Ca me rapelle de vilains souvenirs. Avec des potes, on devait aller un samedi enjoy nos choses au club BEAC (à Yde, pour ceux qui connaissent). Et il y'avait une complice là, dont je guettais la pote. Je lui ai proposé (heu, supplié en fait, loool) de venir avec nous et d'emmener sa pote. Et jeudi à la récré elle vient me voir et me sort exactement ce que tu as écris là: "je vais voir ca avec ma pote, si je n'ai pas fait signe avant samedi midi, c'est qu'il n'y a rien".

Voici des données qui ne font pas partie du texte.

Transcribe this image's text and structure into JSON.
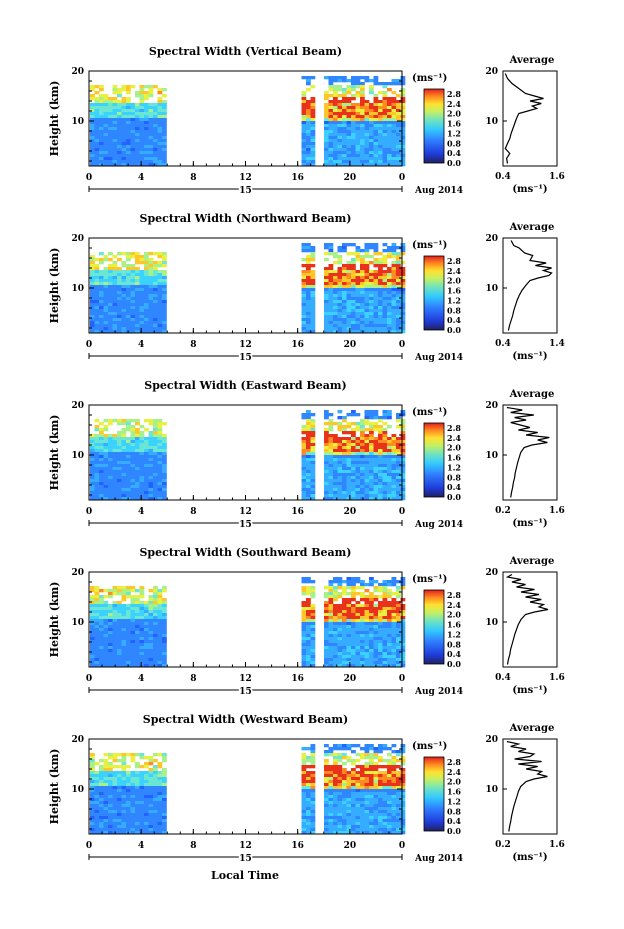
{
  "chart_data": {
    "type": "heatmap",
    "common": {
      "ylabel": "Height (km)",
      "y_ticks": [
        "20",
        "10"
      ],
      "x_ticks": [
        "0",
        "4",
        "8",
        "12",
        "16",
        "20",
        "0"
      ],
      "x_ticks_values": [
        0,
        4,
        8,
        12,
        16,
        20,
        24
      ],
      "xlim": [
        0,
        24
      ],
      "ylim": [
        1,
        20
      ],
      "date_day": "15",
      "date_month_year": "Aug 2014",
      "colorbar_unit": "(ms⁻¹)",
      "colorbar_ticks": [
        "2.8",
        "2.4",
        "2.0",
        "1.6",
        "1.2",
        "0.8",
        "0.4",
        "0.0"
      ],
      "colorbar_values": [
        2.8,
        2.4,
        2.0,
        1.6,
        1.2,
        0.8,
        0.4,
        0.0
      ],
      "profile_title": "Average",
      "profile_xlabel": "(ms⁻¹)",
      "data_gap_hours": [
        5.7,
        16.2
      ],
      "xlabel": "Local Time"
    },
    "panels": [
      {
        "title": "Spectral Width (Vertical Beam)",
        "profile_xticks": [
          "0.4",
          "1.6"
        ],
        "profile_xlim": [
          0.4,
          1.6
        ],
        "profile": [
          [
            1.5,
            0.5
          ],
          [
            2.5,
            0.48
          ],
          [
            3.5,
            0.55
          ],
          [
            4.5,
            0.45
          ],
          [
            5.5,
            0.5
          ],
          [
            6.5,
            0.55
          ],
          [
            7.5,
            0.58
          ],
          [
            8.5,
            0.62
          ],
          [
            9.5,
            0.66
          ],
          [
            10.5,
            0.7
          ],
          [
            11.5,
            0.75
          ],
          [
            12.0,
            0.95
          ],
          [
            12.5,
            1.15
          ],
          [
            13.0,
            1.05
          ],
          [
            13.5,
            1.25
          ],
          [
            14.0,
            1.0
          ],
          [
            14.5,
            1.3
          ],
          [
            15.0,
            1.1
          ],
          [
            15.5,
            0.9
          ],
          [
            16.5,
            0.75
          ],
          [
            17.5,
            0.6
          ],
          [
            18.5,
            0.5
          ],
          [
            19.5,
            0.45
          ]
        ]
      },
      {
        "title": "Spectral Width (Northward Beam)",
        "profile_xticks": [
          "0.4",
          "1.4"
        ],
        "profile_xlim": [
          0.4,
          1.4
        ],
        "profile": [
          [
            1.5,
            0.5
          ],
          [
            2.5,
            0.52
          ],
          [
            3.5,
            0.55
          ],
          [
            4.5,
            0.58
          ],
          [
            5.5,
            0.6
          ],
          [
            6.5,
            0.63
          ],
          [
            7.5,
            0.66
          ],
          [
            8.5,
            0.7
          ],
          [
            9.5,
            0.75
          ],
          [
            10.5,
            0.82
          ],
          [
            11.5,
            0.9
          ],
          [
            12.0,
            1.05
          ],
          [
            12.5,
            1.25
          ],
          [
            13.0,
            1.3
          ],
          [
            13.5,
            1.15
          ],
          [
            14.0,
            1.3
          ],
          [
            14.5,
            1.0
          ],
          [
            15.0,
            1.2
          ],
          [
            15.5,
            0.9
          ],
          [
            16.5,
            0.95
          ],
          [
            17.0,
            0.8
          ],
          [
            18.0,
            0.7
          ],
          [
            18.5,
            0.6
          ],
          [
            19.5,
            0.55
          ]
        ]
      },
      {
        "title": "Spectral Width (Eastward Beam)",
        "profile_xticks": [
          "0.2",
          "1.6"
        ],
        "profile_xlim": [
          0.2,
          1.6
        ],
        "profile": [
          [
            1.5,
            0.4
          ],
          [
            2.5,
            0.42
          ],
          [
            3.5,
            0.45
          ],
          [
            4.5,
            0.47
          ],
          [
            5.5,
            0.5
          ],
          [
            6.5,
            0.52
          ],
          [
            7.5,
            0.55
          ],
          [
            8.5,
            0.58
          ],
          [
            9.5,
            0.62
          ],
          [
            10.5,
            0.66
          ],
          [
            11.5,
            0.75
          ],
          [
            12.0,
            0.95
          ],
          [
            12.5,
            1.35
          ],
          [
            13.0,
            1.1
          ],
          [
            13.5,
            1.4
          ],
          [
            14.0,
            0.8
          ],
          [
            14.5,
            1.1
          ],
          [
            15.0,
            0.6
          ],
          [
            15.5,
            0.9
          ],
          [
            16.5,
            0.4
          ],
          [
            17.0,
            0.8
          ],
          [
            17.5,
            0.5
          ],
          [
            18.0,
            1.0
          ],
          [
            18.5,
            0.4
          ],
          [
            19.0,
            0.7
          ],
          [
            19.5,
            0.3
          ]
        ]
      },
      {
        "title": "Spectral Width (Southward Beam)",
        "profile_xticks": [
          "0.4",
          "1.6"
        ],
        "profile_xlim": [
          0.4,
          1.6
        ],
        "profile": [
          [
            1.5,
            0.5
          ],
          [
            2.5,
            0.52
          ],
          [
            3.5,
            0.55
          ],
          [
            4.5,
            0.57
          ],
          [
            5.5,
            0.6
          ],
          [
            6.5,
            0.63
          ],
          [
            7.5,
            0.66
          ],
          [
            8.5,
            0.7
          ],
          [
            9.5,
            0.74
          ],
          [
            10.5,
            0.8
          ],
          [
            11.5,
            0.9
          ],
          [
            12.0,
            1.1
          ],
          [
            12.5,
            1.4
          ],
          [
            13.0,
            1.2
          ],
          [
            13.5,
            1.3
          ],
          [
            14.0,
            1.0
          ],
          [
            14.5,
            1.25
          ],
          [
            15.0,
            0.9
          ],
          [
            15.5,
            1.2
          ],
          [
            16.0,
            0.8
          ],
          [
            16.5,
            1.1
          ],
          [
            17.0,
            0.7
          ],
          [
            17.5,
            0.9
          ],
          [
            18.0,
            0.6
          ],
          [
            18.5,
            0.8
          ],
          [
            19.0,
            0.5
          ],
          [
            19.5,
            0.6
          ]
        ]
      },
      {
        "title": "Spectral Width (Westward Beam)",
        "profile_xticks": [
          "0.2",
          "1.6"
        ],
        "profile_xlim": [
          0.2,
          1.6
        ],
        "profile": [
          [
            1.5,
            0.35
          ],
          [
            2.5,
            0.37
          ],
          [
            3.5,
            0.4
          ],
          [
            4.5,
            0.42
          ],
          [
            5.5,
            0.45
          ],
          [
            6.5,
            0.48
          ],
          [
            7.5,
            0.52
          ],
          [
            8.5,
            0.56
          ],
          [
            9.5,
            0.6
          ],
          [
            10.5,
            0.66
          ],
          [
            11.5,
            0.8
          ],
          [
            12.0,
            1.0
          ],
          [
            12.5,
            1.35
          ],
          [
            13.0,
            1.1
          ],
          [
            13.5,
            1.2
          ],
          [
            14.0,
            0.8
          ],
          [
            14.5,
            1.1
          ],
          [
            15.0,
            0.6
          ],
          [
            15.5,
            1.2
          ],
          [
            16.0,
            0.5
          ],
          [
            16.5,
            0.9
          ],
          [
            17.0,
            1.0
          ],
          [
            17.5,
            0.6
          ],
          [
            18.0,
            0.8
          ],
          [
            18.5,
            0.4
          ],
          [
            19.0,
            0.6
          ],
          [
            19.5,
            0.3
          ]
        ]
      }
    ]
  }
}
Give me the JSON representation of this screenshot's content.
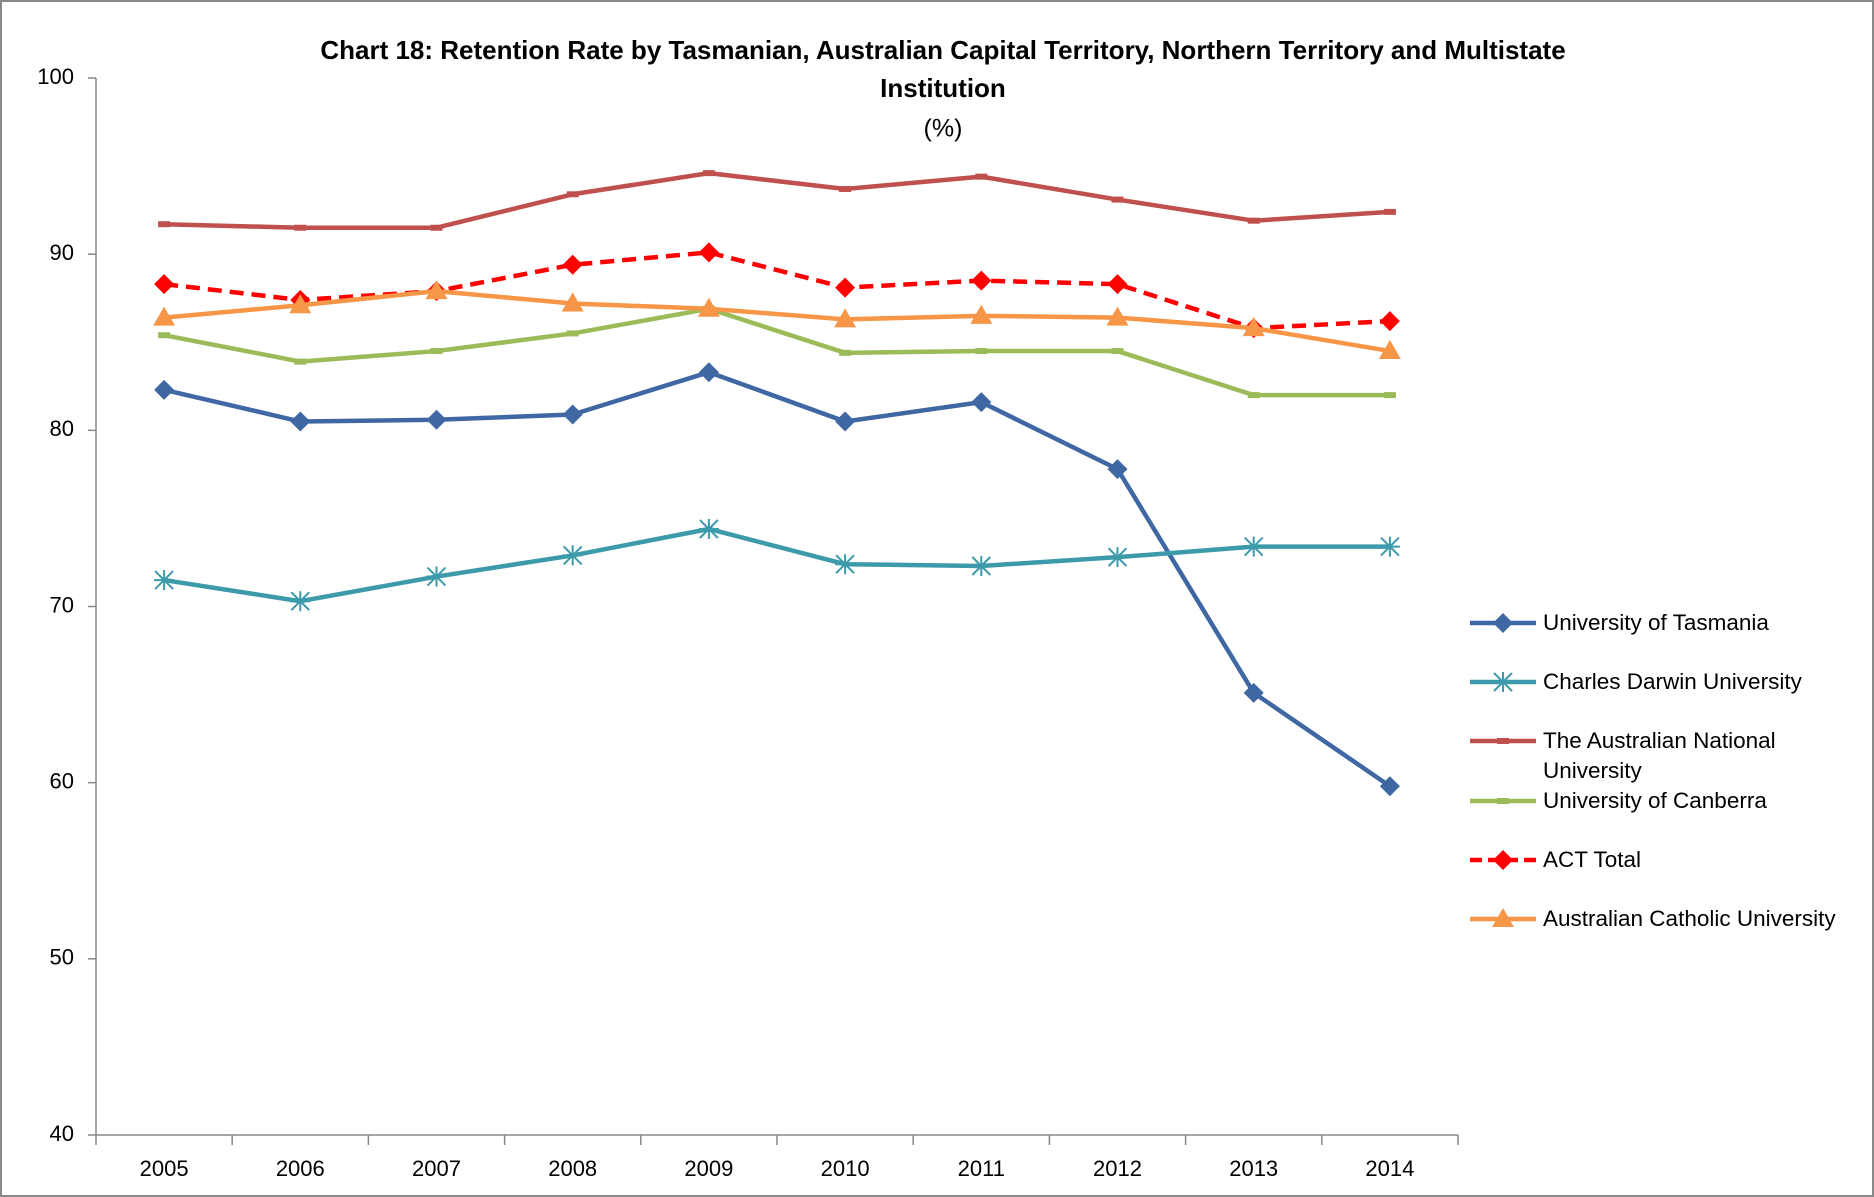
{
  "chart_data": {
    "type": "line",
    "title": [
      "Chart 18: Retention Rate by Tasmanian,  Australian Capital Territory, Northern Territory and Multistate",
      "Institution"
    ],
    "subtitle": "(%)",
    "categories": [
      "2005",
      "2006",
      "2007",
      "2008",
      "2009",
      "2010",
      "2011",
      "2012",
      "2013",
      "2014"
    ],
    "ylim": [
      40,
      100
    ],
    "yticks": [
      40,
      50,
      60,
      70,
      80,
      90,
      100
    ],
    "series": [
      {
        "name": "University of Tasmania",
        "color": "#3f67a3",
        "marker": "diamond",
        "dashed": false,
        "values": [
          82.3,
          80.5,
          80.6,
          80.9,
          83.3,
          80.5,
          81.6,
          77.8,
          65.1,
          59.8
        ]
      },
      {
        "name": "Charles Darwin University",
        "color": "#3c9aaa",
        "marker": "asterisk",
        "dashed": false,
        "values": [
          71.5,
          70.3,
          71.7,
          72.9,
          74.4,
          72.4,
          72.3,
          72.8,
          73.4,
          73.4
        ]
      },
      {
        "name": "The Australian National University",
        "color": "#c0504d",
        "marker": "dash",
        "dashed": false,
        "values": [
          91.7,
          91.5,
          91.5,
          93.4,
          94.6,
          93.7,
          94.4,
          93.1,
          91.9,
          92.4
        ]
      },
      {
        "name": "University of Canberra",
        "color": "#9bbb59",
        "marker": "dash",
        "dashed": false,
        "values": [
          85.4,
          83.9,
          84.5,
          85.5,
          86.9,
          84.4,
          84.5,
          84.5,
          82.0,
          82.0
        ]
      },
      {
        "name": "ACT Total",
        "color": "#ff0000",
        "marker": "diamond",
        "dashed": true,
        "values": [
          88.3,
          87.4,
          87.9,
          89.4,
          90.1,
          88.1,
          88.5,
          88.3,
          85.8,
          86.2
        ]
      },
      {
        "name": "Australian Catholic University",
        "color": "#f79646",
        "marker": "triangle",
        "dashed": false,
        "values": [
          86.4,
          87.1,
          87.9,
          87.2,
          86.9,
          86.3,
          86.5,
          86.4,
          85.8,
          84.5
        ]
      }
    ]
  }
}
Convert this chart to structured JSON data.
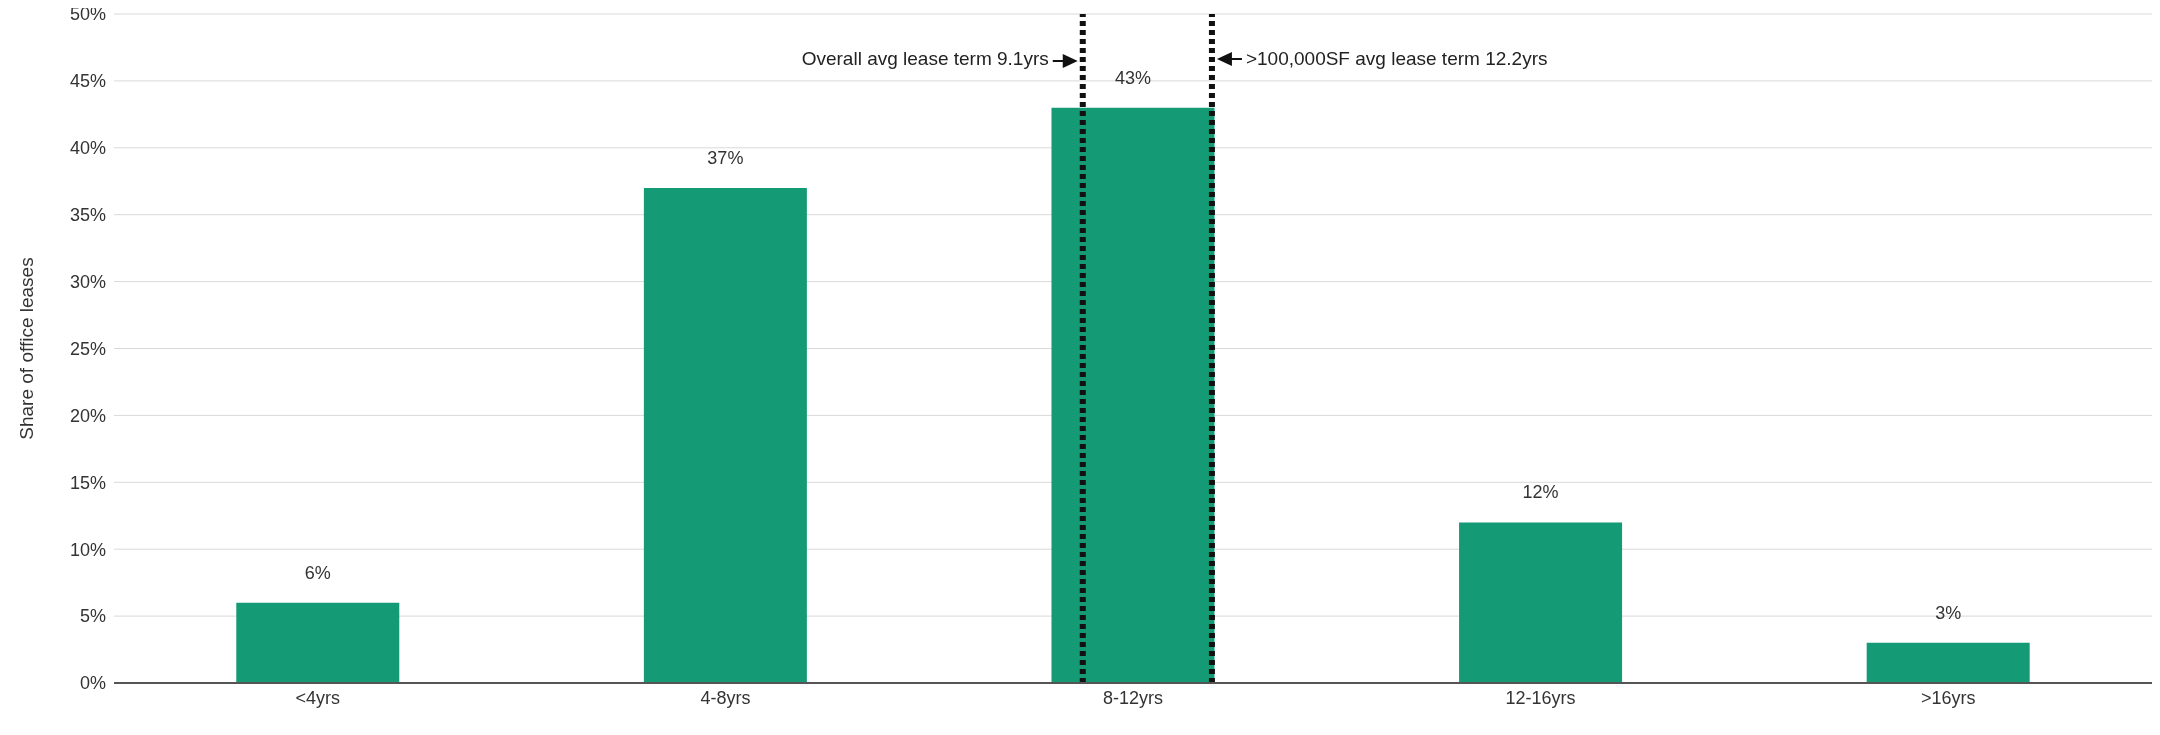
{
  "chart_data": {
    "type": "bar",
    "ylabel": "Share of office leases",
    "categories": [
      "<4yrs",
      "4-8yrs",
      "8-12yrs",
      "12-16yrs",
      ">16yrs"
    ],
    "values": [
      6,
      37,
      43,
      12,
      3
    ],
    "color": "#149a74",
    "value_labels": [
      "6%",
      "37%",
      "43%",
      "12%",
      "3%"
    ],
    "ylim": [
      0,
      50
    ],
    "yticks": [
      {
        "value": 0,
        "label": "0%"
      },
      {
        "value": 5,
        "label": "5%"
      },
      {
        "value": 10,
        "label": "10%"
      },
      {
        "value": 15,
        "label": "15%"
      },
      {
        "value": 20,
        "label": "20%"
      },
      {
        "value": 25,
        "label": "25%"
      },
      {
        "value": 30,
        "label": "30%"
      },
      {
        "value": 35,
        "label": "35%"
      },
      {
        "value": 40,
        "label": "40%"
      },
      {
        "value": 45,
        "label": "45%"
      },
      {
        "value": 50,
        "label": "50%"
      }
    ],
    "grid": "y",
    "ref_lines": [
      {
        "axis": "x",
        "value": "8-12yrs",
        "label": "Overall avg lease term 9.1yrs",
        "color": "#111111",
        "line_style": "dotted"
      },
      {
        "axis": "x",
        "value": "8-12yrs",
        "label": ">100,000SF avg lease term 12.2yrs",
        "color": "#111111",
        "line_style": "dotted"
      }
    ],
    "legend": false
  }
}
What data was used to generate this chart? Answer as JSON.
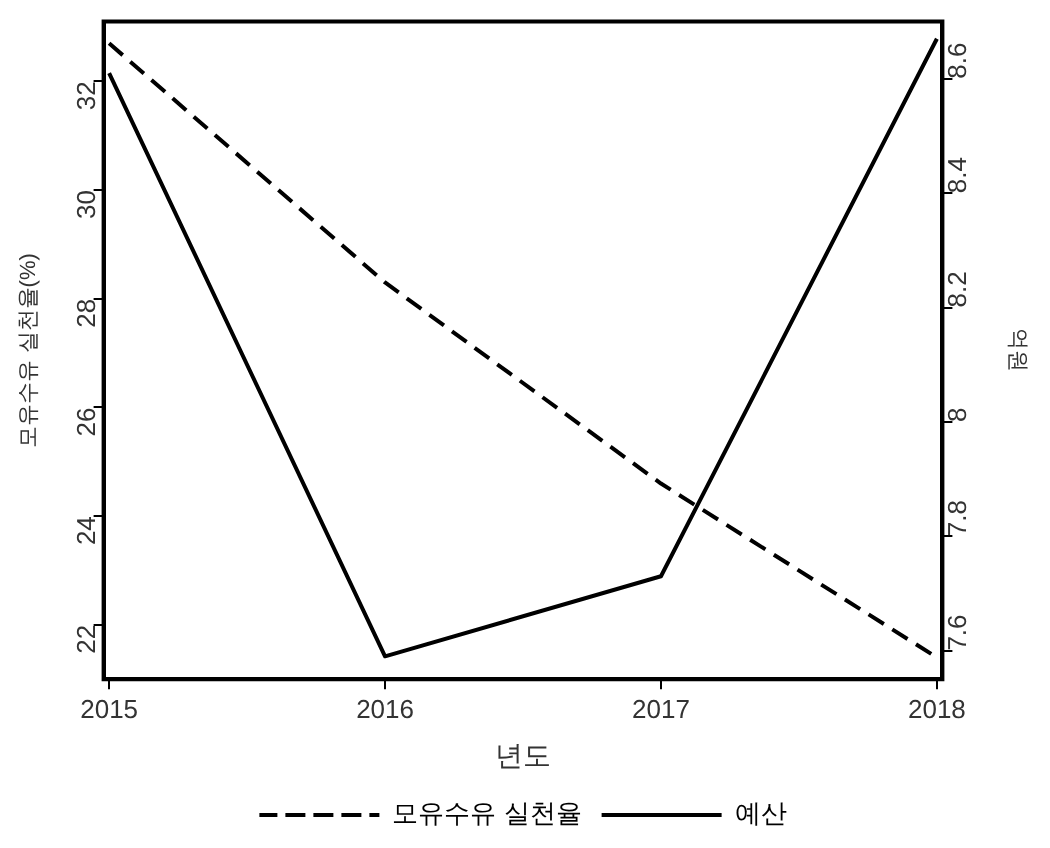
{
  "chart_data": {
    "type": "line",
    "xlabel": "년도",
    "ylabel": "모유수유 실천율(%)",
    "y2label": "억원",
    "x": [
      2015,
      2016,
      2017,
      2018
    ],
    "xlim": [
      2014.98,
      2018.02
    ],
    "xticks": [
      2015,
      2016,
      2017,
      2018
    ],
    "ylim": [
      21.0,
      33.1
    ],
    "yticks": [
      22,
      24,
      26,
      28,
      30,
      32
    ],
    "y2lim": [
      7.55,
      8.7
    ],
    "y2ticks": [
      {
        "value": 7.6,
        "label": "7.6"
      },
      {
        "value": 7.8,
        "label": "7.8"
      },
      {
        "value": 8,
        "label": "8"
      },
      {
        "value": 8.2,
        "label": "8.2"
      },
      {
        "value": 8.4,
        "label": "8.4"
      },
      {
        "value": 8.6,
        "label": "8.6"
      }
    ],
    "series": [
      {
        "name": "모유수유 실천율",
        "color": "#000000",
        "line_style": "dashed",
        "values": [
          32.7,
          28.3,
          24.6,
          21.4
        ]
      },
      {
        "name": "예산",
        "color": "#000000",
        "line_style": "solid",
        "axis": "y2",
        "values": [
          8.61,
          7.59,
          7.73,
          8.67
        ]
      }
    ],
    "grid": false,
    "legend": "bottom",
    "marker": "none"
  }
}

Arrrglll, le supplice que ca a été. J'ai passé le temps à me demander si elle n'est pas en train d'essayer de me joindre par hasard. J'ai demandé 100 fois à la maison si on a pas laissé un message pour moi. J'ai call tous mes potes pour savoir si par hasard telle ne les a pas joint pour dire qu'elle essaie de me joindre sans succès, lool. 'tain je m'en souviendrais encore longtemps.
Et finalement les zouavesses ne sont même pas venues, elles quoi là!?

Eddy a dit…

Ti Aya,
en relisant le paragraphe qui t'était destiné, dans mon premier message, celui du mardi, avril 15, 2008 1:42:00 PM, je découvre que j'ai écris un gribouillis qui ne dit pas son nom.
C'est que j'étais en train d'admirer une chorégraphie d'enfer (http://www.youtube.com/watch?v=eC7PWMZD-z4), je crois qu'il faut que je fasse un tour au Soudan, même s'il faut voyager sur le dos d'un chameau man!
Un melange de musique arabe et de ndombolo, puissant, puissant!

Kans a dit…

Eddy, laisse-nous aussi parler! yaaa!

Hey, Lydie, pour info, pour avoir indiqué son email de la meme facon, et pour à peu près le objectif, Diam's a recu plein de "CV". Regarde sa video "Jeune demoiselle" recherche un mec mortel sur YouTube.

Sinon, bon le prince charmant n'existe pas, pas plus que cendrillon. Il n'y a que des compromis, des bons, des mauvais, et une gradation jusqu'aux extrêmes.

En passant qd mm, ingénue comme tu es, tu as dit une vérité: les filles doivent pas faire les difficiles. Ou pas.